A feast for the senses, it is a passionate retelling that plays to full houses and is fostering interest in India’s cultural wealth.

But as Gaurav Gopalan, the Indian dramaturge who helped with the production, explains, such scenes—and there are only a couple—are effective precisely because they “do justice to the moment”. There is nothing tasteful about the kidnapping of Sita and what follows. “The cringe reaction is appropriate. We must remember that just as good thoughts empower good people, bad thoughts empower demons.” Gopalan, who has directed the Washington Shakespeare Company and is passionate about Indian culture, familiarised Stockman and the cast with the Ramayana, its message and nuances. He says he didn’t like the script at first but it gradually “grew” on him.

“Oswald has taken some liberties but he has tried to get at the essence. If it were done the way we do it in India, the cultural references would not convey and the metaphors won’t translate in an effective manner,” Gopalan says. Though there have been pockets of criticism from the community, Indian-Americans who ventured to see it, by and large, felt the adaptation met the tough standards of interpreting a layered Hindu epic into a language westerners could understand while retaining the ‘Hindu-ness’, if you will. To complain, as some have, about there being no Indian actors is like saying only a Levantine should essay Jesus in any Indian production.

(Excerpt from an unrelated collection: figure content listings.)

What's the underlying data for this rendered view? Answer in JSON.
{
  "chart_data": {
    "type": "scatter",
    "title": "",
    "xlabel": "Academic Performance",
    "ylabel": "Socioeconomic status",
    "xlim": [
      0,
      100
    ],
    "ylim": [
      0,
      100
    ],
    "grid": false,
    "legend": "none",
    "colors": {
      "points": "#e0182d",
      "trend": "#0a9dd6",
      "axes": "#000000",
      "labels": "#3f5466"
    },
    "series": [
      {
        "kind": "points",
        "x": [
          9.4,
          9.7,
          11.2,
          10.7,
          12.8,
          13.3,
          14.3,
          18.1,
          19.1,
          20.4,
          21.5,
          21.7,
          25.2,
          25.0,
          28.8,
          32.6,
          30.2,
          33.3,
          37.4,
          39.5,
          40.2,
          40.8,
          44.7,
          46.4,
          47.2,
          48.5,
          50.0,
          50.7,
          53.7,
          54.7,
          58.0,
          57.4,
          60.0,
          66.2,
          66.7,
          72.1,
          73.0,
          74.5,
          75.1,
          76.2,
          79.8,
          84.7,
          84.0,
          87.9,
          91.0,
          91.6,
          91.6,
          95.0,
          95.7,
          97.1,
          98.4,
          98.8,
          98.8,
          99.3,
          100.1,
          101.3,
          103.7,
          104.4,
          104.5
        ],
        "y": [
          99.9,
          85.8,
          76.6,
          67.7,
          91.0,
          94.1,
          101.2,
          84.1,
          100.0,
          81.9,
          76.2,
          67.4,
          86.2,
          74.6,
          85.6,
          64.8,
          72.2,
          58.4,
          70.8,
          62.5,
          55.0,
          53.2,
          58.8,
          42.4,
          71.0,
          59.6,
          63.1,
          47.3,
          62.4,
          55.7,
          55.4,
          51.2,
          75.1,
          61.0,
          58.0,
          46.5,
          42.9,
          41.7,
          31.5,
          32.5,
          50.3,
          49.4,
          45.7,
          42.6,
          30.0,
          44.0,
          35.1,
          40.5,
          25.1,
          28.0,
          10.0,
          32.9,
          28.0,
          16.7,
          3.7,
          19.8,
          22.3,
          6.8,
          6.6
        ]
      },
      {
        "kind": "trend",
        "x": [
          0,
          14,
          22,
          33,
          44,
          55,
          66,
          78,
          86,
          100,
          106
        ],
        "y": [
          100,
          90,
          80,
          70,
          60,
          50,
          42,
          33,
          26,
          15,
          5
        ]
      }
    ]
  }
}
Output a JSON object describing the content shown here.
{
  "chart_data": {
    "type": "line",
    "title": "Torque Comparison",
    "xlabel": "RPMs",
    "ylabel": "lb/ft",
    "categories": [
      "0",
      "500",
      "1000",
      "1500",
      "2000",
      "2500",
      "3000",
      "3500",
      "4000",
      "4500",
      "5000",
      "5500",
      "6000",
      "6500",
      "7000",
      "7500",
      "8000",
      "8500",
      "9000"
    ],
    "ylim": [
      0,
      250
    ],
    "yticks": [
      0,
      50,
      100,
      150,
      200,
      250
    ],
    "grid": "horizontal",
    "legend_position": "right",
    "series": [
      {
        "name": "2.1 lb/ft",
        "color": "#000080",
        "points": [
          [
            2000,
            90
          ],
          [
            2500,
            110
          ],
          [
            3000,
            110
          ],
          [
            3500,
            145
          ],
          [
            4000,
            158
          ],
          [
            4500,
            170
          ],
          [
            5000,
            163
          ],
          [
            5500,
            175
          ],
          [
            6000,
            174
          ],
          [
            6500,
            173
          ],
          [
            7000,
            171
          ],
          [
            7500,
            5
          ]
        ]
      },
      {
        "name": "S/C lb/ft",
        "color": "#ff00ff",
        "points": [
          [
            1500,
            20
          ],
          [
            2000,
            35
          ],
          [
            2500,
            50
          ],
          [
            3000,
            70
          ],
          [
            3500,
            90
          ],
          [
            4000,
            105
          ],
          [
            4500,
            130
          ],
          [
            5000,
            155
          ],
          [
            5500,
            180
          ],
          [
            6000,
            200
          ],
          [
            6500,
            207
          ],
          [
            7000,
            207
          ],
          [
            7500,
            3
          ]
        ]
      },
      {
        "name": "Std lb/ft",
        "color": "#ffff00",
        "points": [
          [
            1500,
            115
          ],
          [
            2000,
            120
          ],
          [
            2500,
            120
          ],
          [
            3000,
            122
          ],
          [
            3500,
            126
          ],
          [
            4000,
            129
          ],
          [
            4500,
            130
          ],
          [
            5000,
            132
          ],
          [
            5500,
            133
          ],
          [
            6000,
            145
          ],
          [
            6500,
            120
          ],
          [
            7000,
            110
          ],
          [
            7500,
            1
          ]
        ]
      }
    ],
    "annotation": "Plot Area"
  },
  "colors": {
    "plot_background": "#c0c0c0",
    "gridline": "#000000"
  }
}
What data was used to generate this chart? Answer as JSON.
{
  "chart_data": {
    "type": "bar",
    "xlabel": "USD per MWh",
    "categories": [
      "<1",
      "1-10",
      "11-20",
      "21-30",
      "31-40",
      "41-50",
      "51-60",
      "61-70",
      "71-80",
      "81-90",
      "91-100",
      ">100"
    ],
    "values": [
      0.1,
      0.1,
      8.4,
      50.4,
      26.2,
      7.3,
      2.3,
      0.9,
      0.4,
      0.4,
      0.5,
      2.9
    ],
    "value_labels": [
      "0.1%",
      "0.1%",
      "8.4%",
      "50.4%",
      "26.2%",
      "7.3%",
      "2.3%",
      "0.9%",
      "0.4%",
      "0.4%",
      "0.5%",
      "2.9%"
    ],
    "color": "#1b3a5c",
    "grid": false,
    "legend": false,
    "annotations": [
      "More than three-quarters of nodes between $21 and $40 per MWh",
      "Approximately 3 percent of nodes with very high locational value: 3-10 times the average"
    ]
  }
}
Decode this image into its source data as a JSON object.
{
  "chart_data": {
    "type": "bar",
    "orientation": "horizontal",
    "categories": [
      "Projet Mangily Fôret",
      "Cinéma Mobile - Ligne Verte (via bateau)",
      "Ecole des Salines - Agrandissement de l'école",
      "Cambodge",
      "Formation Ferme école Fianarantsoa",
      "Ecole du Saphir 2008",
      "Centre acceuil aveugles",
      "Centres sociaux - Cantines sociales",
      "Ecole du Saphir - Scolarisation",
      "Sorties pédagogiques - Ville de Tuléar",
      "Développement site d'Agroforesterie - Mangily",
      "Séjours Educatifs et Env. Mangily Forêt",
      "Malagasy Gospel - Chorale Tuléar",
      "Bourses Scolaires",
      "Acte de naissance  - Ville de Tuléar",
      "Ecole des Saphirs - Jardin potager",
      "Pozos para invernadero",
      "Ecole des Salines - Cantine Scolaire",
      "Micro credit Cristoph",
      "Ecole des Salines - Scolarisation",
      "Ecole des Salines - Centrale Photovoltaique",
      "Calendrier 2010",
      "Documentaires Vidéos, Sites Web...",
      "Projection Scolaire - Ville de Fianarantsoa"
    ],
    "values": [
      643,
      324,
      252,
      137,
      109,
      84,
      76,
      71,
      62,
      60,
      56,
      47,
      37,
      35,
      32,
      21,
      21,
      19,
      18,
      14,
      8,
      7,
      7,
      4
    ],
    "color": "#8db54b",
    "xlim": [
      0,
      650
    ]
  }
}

Stockman’s production is a feast for both the mind and the eyes, moving effortlessly on the rails of live music by Teasley, who conjures up a medley of sounds, including Indian beats, on an array of instruments. Sitting calmly in a corner, Teasley creates the winds, the ocean, the battle and the drama, all aiding to transport the audience to another place and another time. It’s clear why he was the recepient of the prestigious Helen Hayes award this year for outstanding sound design for The Ramayana.

On opening night, an American professor was heard telling Stockman that she should now tackle the Mahabharata. While that implies India is merely a passing fad, the suggestion represents a genuine interest in its cultural wealth.